Cnide et Cós? Paris. Les Belles Lettres. 1981. p. 289-383). No livro
Da Natureza do Homem, atribuído a Políbio, na mesma época, ressalta as ideias de Alcméon (Jouanna, J.
Hippocrate et l’École de Cnide. Paris. Les Belles Lettres. 1974 p. 137- 174), o defensor da ideia de a saúde ser dependente do equilíbrio de múltiplas forças dinâmicas e a doença seria o predomínio de umas sobre as outras.
Platão (República 407b-c-d-e) adotou o modelo médico dos tempos homéricos. É possível que essa leitura platônica tenha contribuído para ativar o conflito de competência entre a Medicina, voltada à interpretação da natureza por meio da
tékhne, e a religião. Em aparente contraditório, Platão retoma a Medicina como
téhkne ao distinguir as diferenças entre as práticas Medicinais entre pobres e ricos. O filósofo critica o modo como os médicos dos escravos correm de um paciente para outro e dão instruções rápidas sem falar com os doentes e os compara com os médicos dos homens livres (Leis 720a-b-c-d-e):
“Se um deles ouvisse falar um médico livre a pacientes livres, em termos muito aproximados das conferências científicas, explicando como concebe a origem da doença e elevando-se a natureza de todos os corpos, morreria de rir e diria no que a maioria das pessoas chamadas médicos replica prontamente em tais casos: – O que fazes, néscio, não é curar o teu paciente, mas ensiná-lo como se a tua missão não fosse devolver-lhe a saúde, mas fazer dele médico”.
Em certos aspectos, médicos e filósofos estavam de acordo. Tanto Platão (Platon.
Oeuvres Complètes. Paris: Ed. Gallimard. Bibliothèque de la Pléiade. 1950. v.1, v.2. Banquete, 186-187) quanto Hipócrates (Darembrg.
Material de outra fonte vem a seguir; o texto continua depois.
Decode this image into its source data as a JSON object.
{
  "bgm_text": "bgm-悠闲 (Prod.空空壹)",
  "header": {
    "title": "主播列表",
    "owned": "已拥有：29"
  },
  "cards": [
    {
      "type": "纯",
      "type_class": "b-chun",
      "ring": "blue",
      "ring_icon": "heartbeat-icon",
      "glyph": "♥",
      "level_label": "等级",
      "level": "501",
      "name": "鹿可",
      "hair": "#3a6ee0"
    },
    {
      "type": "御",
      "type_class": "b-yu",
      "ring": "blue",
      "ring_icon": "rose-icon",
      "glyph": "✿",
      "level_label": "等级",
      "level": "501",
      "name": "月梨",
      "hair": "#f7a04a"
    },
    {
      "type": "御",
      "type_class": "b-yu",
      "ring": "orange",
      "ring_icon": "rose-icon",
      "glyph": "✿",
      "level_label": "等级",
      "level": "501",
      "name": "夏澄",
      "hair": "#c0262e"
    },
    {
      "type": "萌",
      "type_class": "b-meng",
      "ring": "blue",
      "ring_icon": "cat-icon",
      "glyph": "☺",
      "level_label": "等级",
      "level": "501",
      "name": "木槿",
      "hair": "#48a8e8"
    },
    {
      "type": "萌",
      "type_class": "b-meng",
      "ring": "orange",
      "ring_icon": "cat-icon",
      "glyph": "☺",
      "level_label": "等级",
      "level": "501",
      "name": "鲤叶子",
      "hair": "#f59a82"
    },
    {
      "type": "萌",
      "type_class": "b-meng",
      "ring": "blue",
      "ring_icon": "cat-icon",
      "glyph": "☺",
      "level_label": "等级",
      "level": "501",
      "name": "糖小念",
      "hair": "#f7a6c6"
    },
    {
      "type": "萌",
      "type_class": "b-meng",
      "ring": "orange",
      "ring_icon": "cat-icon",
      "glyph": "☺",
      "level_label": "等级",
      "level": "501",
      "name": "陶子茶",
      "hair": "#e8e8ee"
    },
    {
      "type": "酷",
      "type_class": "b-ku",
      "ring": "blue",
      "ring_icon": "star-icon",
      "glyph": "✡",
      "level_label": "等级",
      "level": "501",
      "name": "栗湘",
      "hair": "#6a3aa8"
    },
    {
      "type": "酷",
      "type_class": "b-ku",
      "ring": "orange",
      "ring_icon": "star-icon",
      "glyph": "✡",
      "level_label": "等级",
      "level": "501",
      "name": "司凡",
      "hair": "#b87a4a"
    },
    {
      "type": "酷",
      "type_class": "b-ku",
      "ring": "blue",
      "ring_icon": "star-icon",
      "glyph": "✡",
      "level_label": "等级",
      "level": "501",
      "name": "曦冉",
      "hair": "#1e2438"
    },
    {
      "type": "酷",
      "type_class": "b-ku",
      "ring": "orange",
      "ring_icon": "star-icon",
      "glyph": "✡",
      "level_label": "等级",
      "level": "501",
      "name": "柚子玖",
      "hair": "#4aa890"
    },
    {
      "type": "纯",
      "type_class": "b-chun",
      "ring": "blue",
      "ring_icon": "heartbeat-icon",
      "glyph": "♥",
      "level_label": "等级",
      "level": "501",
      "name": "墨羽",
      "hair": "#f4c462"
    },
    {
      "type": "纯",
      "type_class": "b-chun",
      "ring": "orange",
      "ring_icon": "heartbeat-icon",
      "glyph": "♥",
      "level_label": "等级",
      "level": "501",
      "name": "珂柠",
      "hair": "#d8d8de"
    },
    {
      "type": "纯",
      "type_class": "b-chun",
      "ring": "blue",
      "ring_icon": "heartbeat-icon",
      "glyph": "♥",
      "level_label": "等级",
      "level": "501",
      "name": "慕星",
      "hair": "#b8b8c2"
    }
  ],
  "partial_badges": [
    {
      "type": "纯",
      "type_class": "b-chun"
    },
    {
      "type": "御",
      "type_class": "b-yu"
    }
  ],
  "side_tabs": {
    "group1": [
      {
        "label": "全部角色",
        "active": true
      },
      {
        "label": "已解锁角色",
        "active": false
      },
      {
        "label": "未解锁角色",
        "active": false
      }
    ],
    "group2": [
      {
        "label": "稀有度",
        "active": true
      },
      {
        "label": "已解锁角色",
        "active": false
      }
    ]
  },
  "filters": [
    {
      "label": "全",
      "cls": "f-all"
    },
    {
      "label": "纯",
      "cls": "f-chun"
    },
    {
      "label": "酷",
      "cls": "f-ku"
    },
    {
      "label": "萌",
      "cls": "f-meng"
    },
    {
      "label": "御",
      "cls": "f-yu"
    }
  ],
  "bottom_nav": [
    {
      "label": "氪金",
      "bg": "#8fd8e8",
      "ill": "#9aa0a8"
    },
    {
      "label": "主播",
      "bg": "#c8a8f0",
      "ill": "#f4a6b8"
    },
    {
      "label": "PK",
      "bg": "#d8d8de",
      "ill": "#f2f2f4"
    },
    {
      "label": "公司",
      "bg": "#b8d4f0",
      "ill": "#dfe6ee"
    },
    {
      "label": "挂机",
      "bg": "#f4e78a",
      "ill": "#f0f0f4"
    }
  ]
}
Oeuvres Choisies d’Hippocrate. Paris: Labe Éditeur. 1855), reconheceram como insofismável a obrigação do médico em esclarecer o doente de todos os aspectos da enfermidade. Aristóteles (Aristote.
La Politique. Paris: J.Vrin. 1989. I, 11, 1282) vai mais longe e distingue o médico do homem culto em Medicina, estabelecendo o espaço que cada um pode ocupar nas suas funções específicas.